Pritam Rohila Travels

Reports of my travels along with some pictures

Feb 21, 2008

2007 Croatia, Zagreb
September 27-October 14, 2007

October 10

As we arrived at The Westin, our hotel in Zagreb, we were greeted with very pleasant news. The manager of our hotel in Dubrovnik had kindly complied with our request and forwarded Kundan’s purse to our Zagreb hotel. Everyone in our group clapped as the hotel clerk handed it to Kundan.

Soon afterwards we boarded our bus again for a guided tour of Zagreb.

In existence since 1094, this city of about 800,000 is situated on both banks of Sava River. Its strategic location, initially on the crossroads along an international river route, then by north-south and east-west roads and finally by rail, helped Zagreb become an international trade and business center and transport hub for central and Eastern Europe.

This largest city of Croatia has been the capital of Croatia since 1557. Many important churches, palaces, museums, galleries, and government buildings are located here. Its streets are full of people.

Billboards adorn many storefronts and kiosks.

Like any modern city, Zagreb has a good public transportation system.
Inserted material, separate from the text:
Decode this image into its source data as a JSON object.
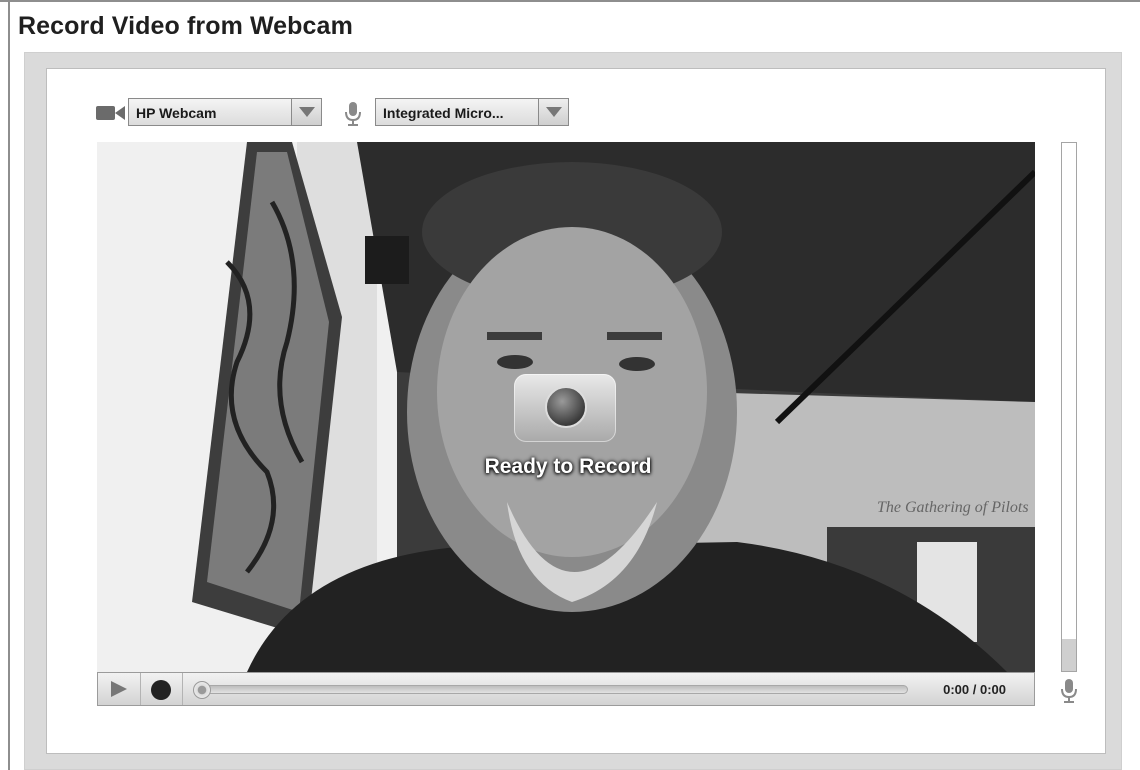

It consists mainly of electric trams and buses, which run day and night.

Twice a year people are allowed to pile up their unwanted items outside in the street. Any person can take anything from the piles he or she wants. After a few days, the sanitation service hauls the rest of the stuff to the city dump.
Ban Jelacic Square is the heart of the city center. Its main feature is the equestrian statue of Ban Jelacic, the first Croatian viceroy. It was erected in 1866.

The square is always crowded with shoppers, entertainers, and vendors.

Many banks, trading centers, and shopping complexes are located in and around the square.

There are many flowershops.

On one end of the pedestrian mall is the statue of Nikola Tesla (1856-1943), the Croatian physicist & electric engineer and father of alternating current system.

A trolley takes tourists around the main attraction around the Ban Jelacic Square.
Historically, Zagreb consists of three different settlements. Two of them, Kaptol and the Upper Town, both located to the north of Ban Jelacic Square, were put under one city administration in 1850. The Lower Town came into being after the railway reached Zagreb in 1862.

Kaptol is the area around the 11th century Cathedral of the Assumption.

The Upper Town was built on the southern slopes of Mt. Medvednica. The medieval nunnery here had only painted windows on the street-side walls, probably to prevent communication with the world outside.
The Gothic Church of St. Mark dominates the main square of the Upper Town. It was built at the end of the 14th century and the beginning of the 15th century. A Baroque tower was added

later in the 17th century. Coats of arms of Zagreb (R) and the Kingdom of Croatia, the Dalmatia and Slavonia (L), made up of multicolored tiles, were added in 19th century.

Near the Church is the Croatian Parliament.

Nearby is St. Catherine’s Church. It was built between 1630 and 1632 by the Jesuits, who had been invited by the Croatian Parliament.
A canon has been fired from the top of Lotrscak Tower every day at noon, since January 1, 1877, when it was first used to warn off the possibility of an Ottoman attack.

In the Lower Town, the Zagreb University was across from our hotel.

Close by is the National Library. A statue of Marko Maurulic, a poet, humanist and the father of Croatian language sits in front of the library

Like Brussels, Belgium, Zagreb has its own pissing boy. But unlike its namesake in Brussels hardly anyone pays attention to it.

October 11

Next day we wandered leisurely around town by ourselves, while some from our group went on an optional visit to Marshal Tito’s home in the countryside.